The State of Both Teams Post-Trade

The statistical reasons why Russell Westbrook will not work in Houston will be well documented over the next few days and rightfully so. He is a terrible shooter. However, Let’s not ignore that upgrades DID happen here.

Russell Westbrook is undoubtedly a better basketball player right now than Chris Paul. He is not the same level of shooter but he is bigger and more athletic which makes him more offensively dynamic as a result. Houston still lacks wing defenders and will need to find a way to defend the teams that play in the Staples Center, but the offensive potential for Russell Westbrook and James Harden is through the roof when you consider the playmaking ability of both former MVPs.

The Rockets will ideally be more offensively balanced with Westbrook enjoying more offensive talent and shooting around him than he’s had in years (excluding Paul George). The ceiling for the Rockets is significantly higher since Westbrook will be more of a threat to penetrate and break down his man off the dribble. This should create spot-up opportunities for Houston’s shooters and plenty of lobs for Clint Capela.
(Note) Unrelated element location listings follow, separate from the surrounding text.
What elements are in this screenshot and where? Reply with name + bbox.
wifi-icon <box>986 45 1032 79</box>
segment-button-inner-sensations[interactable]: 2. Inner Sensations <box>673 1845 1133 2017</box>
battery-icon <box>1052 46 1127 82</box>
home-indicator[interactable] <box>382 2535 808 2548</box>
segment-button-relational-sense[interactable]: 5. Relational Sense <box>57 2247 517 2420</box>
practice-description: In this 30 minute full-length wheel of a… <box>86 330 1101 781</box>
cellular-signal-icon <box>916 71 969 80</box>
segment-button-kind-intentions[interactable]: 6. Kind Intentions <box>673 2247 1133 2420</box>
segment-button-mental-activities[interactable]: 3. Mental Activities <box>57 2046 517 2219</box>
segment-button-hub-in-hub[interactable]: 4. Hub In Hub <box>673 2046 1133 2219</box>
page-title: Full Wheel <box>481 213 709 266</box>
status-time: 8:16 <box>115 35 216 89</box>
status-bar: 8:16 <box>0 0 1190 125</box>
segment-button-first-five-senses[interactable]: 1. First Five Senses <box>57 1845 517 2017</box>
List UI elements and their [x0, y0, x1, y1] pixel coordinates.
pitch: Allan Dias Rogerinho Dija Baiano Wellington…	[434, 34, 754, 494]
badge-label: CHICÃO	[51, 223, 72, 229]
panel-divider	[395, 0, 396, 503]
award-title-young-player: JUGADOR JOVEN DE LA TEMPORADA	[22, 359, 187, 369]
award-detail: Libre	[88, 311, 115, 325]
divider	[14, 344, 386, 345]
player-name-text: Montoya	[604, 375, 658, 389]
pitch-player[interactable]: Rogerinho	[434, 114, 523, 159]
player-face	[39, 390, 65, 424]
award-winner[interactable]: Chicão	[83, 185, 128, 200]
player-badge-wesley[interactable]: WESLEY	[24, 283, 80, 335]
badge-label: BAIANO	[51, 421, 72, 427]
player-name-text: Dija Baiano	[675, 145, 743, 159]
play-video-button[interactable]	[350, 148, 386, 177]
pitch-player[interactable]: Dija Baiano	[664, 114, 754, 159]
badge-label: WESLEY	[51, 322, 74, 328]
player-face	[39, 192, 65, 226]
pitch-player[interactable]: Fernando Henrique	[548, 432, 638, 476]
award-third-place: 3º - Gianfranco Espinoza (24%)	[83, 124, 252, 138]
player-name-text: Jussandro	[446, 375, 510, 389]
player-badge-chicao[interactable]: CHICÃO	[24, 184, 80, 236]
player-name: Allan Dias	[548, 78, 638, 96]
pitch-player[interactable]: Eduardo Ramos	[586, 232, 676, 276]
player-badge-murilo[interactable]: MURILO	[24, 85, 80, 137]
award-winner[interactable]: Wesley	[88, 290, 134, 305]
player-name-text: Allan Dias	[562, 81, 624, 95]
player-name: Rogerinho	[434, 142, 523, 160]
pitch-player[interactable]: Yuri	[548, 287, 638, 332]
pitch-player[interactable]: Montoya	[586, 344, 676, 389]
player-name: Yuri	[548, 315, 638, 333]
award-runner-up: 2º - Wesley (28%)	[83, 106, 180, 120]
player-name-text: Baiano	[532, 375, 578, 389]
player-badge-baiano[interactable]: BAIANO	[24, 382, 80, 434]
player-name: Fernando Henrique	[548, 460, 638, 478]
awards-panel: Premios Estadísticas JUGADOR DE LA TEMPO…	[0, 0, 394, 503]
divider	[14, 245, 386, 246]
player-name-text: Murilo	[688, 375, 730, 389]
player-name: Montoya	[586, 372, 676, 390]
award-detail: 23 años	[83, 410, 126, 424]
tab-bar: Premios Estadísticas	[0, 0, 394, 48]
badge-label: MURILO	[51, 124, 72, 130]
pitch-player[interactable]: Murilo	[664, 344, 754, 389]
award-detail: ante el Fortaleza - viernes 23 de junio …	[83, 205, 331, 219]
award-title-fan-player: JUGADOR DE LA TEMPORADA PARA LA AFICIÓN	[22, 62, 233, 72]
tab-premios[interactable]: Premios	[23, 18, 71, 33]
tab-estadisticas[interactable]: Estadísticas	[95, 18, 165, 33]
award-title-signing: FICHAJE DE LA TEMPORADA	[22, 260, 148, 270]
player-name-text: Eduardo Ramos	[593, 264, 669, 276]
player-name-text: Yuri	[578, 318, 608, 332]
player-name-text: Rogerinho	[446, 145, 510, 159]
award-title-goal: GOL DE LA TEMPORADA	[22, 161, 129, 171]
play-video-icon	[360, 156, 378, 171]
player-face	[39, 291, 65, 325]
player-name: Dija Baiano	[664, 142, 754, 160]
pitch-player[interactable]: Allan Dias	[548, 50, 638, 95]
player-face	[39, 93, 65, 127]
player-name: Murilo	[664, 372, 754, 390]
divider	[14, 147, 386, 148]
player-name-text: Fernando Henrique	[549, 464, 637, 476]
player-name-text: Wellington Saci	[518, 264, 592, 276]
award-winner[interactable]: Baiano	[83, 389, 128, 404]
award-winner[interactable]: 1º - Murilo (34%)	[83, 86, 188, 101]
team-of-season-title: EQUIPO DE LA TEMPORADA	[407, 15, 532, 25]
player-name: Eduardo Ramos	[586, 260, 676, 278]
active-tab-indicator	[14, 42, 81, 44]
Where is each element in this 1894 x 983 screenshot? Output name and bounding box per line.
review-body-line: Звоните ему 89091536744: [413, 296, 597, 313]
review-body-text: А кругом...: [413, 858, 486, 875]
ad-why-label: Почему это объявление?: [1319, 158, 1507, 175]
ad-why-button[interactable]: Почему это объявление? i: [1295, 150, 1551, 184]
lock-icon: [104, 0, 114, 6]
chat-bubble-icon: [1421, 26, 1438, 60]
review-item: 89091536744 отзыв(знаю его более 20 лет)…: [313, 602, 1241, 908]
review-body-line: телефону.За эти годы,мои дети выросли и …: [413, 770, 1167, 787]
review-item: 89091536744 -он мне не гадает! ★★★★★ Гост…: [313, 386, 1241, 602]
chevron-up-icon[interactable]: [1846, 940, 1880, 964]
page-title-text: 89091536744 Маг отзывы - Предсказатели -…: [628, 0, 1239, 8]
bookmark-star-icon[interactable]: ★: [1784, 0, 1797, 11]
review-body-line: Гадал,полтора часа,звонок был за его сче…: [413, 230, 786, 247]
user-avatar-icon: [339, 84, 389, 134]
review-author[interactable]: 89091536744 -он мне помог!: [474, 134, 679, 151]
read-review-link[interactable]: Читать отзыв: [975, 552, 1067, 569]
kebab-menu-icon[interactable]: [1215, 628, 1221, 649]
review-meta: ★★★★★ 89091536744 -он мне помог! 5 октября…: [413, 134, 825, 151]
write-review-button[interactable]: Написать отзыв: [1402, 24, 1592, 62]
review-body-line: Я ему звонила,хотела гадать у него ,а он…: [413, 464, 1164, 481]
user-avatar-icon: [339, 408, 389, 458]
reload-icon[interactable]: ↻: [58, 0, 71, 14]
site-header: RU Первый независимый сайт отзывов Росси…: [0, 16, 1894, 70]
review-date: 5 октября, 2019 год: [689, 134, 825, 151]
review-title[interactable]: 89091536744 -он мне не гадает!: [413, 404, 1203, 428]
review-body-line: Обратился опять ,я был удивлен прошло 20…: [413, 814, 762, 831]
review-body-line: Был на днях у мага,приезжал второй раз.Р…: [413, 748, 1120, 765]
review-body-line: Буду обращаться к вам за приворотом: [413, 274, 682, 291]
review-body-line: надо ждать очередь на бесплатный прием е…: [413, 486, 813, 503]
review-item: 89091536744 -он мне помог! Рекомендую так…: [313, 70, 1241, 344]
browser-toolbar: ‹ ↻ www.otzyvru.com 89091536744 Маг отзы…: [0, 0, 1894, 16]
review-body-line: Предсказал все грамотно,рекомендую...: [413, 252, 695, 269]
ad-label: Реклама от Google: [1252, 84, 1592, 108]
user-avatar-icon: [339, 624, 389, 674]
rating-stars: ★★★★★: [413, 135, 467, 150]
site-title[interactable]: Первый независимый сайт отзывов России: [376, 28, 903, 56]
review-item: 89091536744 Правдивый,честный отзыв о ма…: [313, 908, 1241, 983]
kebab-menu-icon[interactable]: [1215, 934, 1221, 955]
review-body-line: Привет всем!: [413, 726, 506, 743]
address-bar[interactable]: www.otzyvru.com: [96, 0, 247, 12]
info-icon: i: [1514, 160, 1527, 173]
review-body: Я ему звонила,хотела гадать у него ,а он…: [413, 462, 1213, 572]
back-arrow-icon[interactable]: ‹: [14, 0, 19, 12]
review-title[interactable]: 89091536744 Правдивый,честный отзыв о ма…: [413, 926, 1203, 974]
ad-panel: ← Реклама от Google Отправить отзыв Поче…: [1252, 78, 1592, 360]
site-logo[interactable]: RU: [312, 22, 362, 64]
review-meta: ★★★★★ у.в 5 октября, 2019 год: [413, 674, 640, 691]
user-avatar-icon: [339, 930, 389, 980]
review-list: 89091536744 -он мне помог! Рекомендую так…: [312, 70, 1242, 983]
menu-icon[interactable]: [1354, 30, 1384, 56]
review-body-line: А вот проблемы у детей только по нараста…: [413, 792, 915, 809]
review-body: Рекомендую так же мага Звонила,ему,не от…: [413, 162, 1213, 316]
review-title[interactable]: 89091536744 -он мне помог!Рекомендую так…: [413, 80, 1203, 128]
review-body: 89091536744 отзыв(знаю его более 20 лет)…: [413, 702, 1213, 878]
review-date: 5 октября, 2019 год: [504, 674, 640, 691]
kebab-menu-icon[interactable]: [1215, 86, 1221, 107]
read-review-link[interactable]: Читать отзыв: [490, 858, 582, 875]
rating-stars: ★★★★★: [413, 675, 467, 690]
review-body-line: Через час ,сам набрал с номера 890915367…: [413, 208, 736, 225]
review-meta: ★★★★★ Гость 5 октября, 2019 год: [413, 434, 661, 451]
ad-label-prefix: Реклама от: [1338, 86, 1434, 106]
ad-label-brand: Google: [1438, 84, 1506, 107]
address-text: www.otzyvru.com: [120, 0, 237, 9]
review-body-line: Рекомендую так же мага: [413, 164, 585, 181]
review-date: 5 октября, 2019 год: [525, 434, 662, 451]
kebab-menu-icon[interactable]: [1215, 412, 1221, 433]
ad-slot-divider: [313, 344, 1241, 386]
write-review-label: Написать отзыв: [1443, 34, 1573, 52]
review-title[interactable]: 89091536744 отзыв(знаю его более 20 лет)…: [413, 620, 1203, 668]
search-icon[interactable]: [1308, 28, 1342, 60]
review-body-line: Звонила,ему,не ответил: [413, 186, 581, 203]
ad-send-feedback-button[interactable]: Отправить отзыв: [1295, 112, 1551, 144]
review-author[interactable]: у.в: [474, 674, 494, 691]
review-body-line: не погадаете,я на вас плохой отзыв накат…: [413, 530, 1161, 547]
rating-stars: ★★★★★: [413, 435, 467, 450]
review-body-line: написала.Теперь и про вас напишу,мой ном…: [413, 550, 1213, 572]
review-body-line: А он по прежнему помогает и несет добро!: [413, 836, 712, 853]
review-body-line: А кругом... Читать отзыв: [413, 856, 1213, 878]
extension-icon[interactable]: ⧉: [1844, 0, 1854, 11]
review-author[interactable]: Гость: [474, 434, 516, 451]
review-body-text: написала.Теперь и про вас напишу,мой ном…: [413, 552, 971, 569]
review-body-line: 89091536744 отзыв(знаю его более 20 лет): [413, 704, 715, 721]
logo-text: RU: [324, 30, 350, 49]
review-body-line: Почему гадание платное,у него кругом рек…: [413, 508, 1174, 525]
The Thunder are sitting fat and likely still looking to move other members of their former core to new destinations. Dennis Schroder, Steven Adams, and Andre Roberson are all potentially valuable in the right situation and should each get interest from teams around the league looking to pad their depth. They had to absorb Paul’s contract, but it is actually one-year shorter than Westbrook’s and came with another bundle of picks. Oklahoma City now has 15 first round draft picks between 2020 and 2016. No first rounder is a sure thing but that is a ton of chances to strike gold.